Stimuler une réaction immunitaire

Il en va de même pour le diabète, l'artériosclérose ou les maladies infectieuses lorsqu'il s'agit de stimuler la réaction immunitaire. « C'est plus complexe dans le cancer », selon le Pr Kroemer qui précise que, selon les cas, on peut envisager de « stimuler, voire au contraire d'inhiber » le processus d'autophagie. Des travaux sur l'animal ont ainsi montré que des stimulateurs de l'autophagie pouvaient améliorer la réponse anti-cancéreuse, par le biais de la réponse immunitaire. Mais d'autres chercheurs se sont au contraire efforcés d'inhiber l'autophagie pour « réduire le stress cellulaire lié à la chimiothérapie », précise-t-il. Selon Mme Vergne, qui travaille sur la mycobactérie à l'origine de la tuberculose, de plus en plus souvent résistante aux antibiotiques, la stimulation de l'autophagie permet de contrôler l'infection.

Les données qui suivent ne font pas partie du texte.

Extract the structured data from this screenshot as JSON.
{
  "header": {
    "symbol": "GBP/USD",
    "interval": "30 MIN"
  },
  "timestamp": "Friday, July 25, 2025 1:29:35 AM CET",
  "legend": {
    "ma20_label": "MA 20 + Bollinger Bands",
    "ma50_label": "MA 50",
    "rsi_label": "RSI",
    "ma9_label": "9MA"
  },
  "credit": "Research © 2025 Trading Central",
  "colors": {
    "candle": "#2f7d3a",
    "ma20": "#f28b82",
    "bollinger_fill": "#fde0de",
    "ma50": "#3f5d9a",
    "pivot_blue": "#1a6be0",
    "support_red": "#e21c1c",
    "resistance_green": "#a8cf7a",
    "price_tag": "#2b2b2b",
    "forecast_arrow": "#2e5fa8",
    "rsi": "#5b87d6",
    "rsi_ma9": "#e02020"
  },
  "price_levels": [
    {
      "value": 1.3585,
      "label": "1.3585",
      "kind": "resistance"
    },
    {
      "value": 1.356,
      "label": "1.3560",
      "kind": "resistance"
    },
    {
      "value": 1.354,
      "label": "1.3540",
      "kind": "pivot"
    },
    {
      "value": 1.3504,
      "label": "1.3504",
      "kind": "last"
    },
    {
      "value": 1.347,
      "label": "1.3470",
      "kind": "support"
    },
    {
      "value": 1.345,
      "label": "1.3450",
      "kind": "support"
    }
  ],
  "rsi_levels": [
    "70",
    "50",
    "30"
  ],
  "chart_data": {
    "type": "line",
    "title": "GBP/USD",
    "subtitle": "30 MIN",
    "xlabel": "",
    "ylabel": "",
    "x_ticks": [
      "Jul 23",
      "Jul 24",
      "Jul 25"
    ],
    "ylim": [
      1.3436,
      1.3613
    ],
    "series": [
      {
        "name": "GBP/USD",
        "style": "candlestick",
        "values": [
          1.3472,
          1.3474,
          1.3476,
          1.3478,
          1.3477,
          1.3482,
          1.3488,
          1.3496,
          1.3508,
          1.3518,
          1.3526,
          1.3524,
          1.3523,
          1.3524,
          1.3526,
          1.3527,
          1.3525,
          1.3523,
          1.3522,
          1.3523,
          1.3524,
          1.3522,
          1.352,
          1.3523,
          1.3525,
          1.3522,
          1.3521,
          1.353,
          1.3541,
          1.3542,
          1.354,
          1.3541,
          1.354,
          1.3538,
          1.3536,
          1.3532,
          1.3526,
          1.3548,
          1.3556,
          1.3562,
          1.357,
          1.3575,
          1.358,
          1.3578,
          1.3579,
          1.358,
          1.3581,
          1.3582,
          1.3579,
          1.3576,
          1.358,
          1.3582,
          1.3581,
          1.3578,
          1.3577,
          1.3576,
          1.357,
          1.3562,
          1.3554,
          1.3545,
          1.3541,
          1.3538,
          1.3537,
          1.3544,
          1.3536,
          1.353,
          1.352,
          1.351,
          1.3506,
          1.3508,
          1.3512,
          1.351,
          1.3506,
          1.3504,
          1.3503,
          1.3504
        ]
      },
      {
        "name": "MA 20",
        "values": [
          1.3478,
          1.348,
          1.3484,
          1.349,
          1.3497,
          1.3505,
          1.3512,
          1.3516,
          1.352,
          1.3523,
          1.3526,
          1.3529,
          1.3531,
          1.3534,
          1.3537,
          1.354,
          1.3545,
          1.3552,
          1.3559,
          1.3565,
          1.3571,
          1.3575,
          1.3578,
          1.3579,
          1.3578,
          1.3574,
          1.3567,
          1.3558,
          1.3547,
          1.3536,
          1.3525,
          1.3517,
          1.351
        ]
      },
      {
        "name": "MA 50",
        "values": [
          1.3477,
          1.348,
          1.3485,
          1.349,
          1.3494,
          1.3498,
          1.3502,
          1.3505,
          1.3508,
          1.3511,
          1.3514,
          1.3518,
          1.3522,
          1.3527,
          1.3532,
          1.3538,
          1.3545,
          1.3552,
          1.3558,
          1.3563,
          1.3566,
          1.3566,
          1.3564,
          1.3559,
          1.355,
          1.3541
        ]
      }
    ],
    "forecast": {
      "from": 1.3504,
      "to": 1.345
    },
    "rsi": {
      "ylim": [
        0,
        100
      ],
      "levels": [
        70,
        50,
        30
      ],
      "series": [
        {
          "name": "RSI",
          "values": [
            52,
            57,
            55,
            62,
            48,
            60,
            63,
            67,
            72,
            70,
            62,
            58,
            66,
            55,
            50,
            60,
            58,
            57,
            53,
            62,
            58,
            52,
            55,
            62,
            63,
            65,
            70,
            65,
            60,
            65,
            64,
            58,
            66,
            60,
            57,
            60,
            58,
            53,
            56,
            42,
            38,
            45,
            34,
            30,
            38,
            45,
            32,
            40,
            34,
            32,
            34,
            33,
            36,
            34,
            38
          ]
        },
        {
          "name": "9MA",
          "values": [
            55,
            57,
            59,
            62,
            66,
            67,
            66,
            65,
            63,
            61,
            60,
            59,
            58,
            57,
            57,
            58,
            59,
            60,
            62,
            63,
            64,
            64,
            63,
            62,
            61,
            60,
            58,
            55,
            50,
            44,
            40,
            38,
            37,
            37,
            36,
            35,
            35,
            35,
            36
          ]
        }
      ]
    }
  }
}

Pour la mucoviscidose et l'arthrose

Une stratégie qui s'adresse également à une autre mycobactérie, très présente chez les patients atteints de mucoviscidose, et elle aussi très difficile à traiter. « On pense que si on arrive à augmenter l'autophagie, on pourrait l'éliminer (..) en demandant à l'organisme, via l'autophagie, de la tuer », explique-t-elle. Une autre pathologie, l'arthrose qui touche essentiellement les personnes âgées, est également en première ligne. Selon Claire Vinatier, chercheur à l'Inserm, des études pré-cliniques sur des souris ont montré que l'activation de l'autophagie ralentissait l'apparition de l'arthrose et améliorait « les signes de mobilité ». « Mais on est loin d'en être à l'Homme », explique-t-elle à l'AFP. Parmi les molécules déjà testées sur l'animal figure la rapamycine, un médicament anti-rejet déjà utilisé chez l'homme lors des greffes. Pour éviter les effets secondaires de ce puissant médicament, il est injecté directement dans l'articulation.

Vin rouge : une option ?

D'autres candidats sont aussi sur les rangs comme la protéine Klotho qu'on trouve dans le corps humain. En attendant les essais cliniques chez l'humain, ce qui pourraient encore prendre quelques années, on peut déjà doper son autophagie grâce à son alimentation, avec le resvératrol, un antioxydant contenu dans le vin rouge, certains fruits et le chocolat, ou encore la spermidine, une autre arme secrète anti-vieillissement, présente notamment dans le roquefort, avance Patrice Codogno, un autre spécialiste de l'Inserm.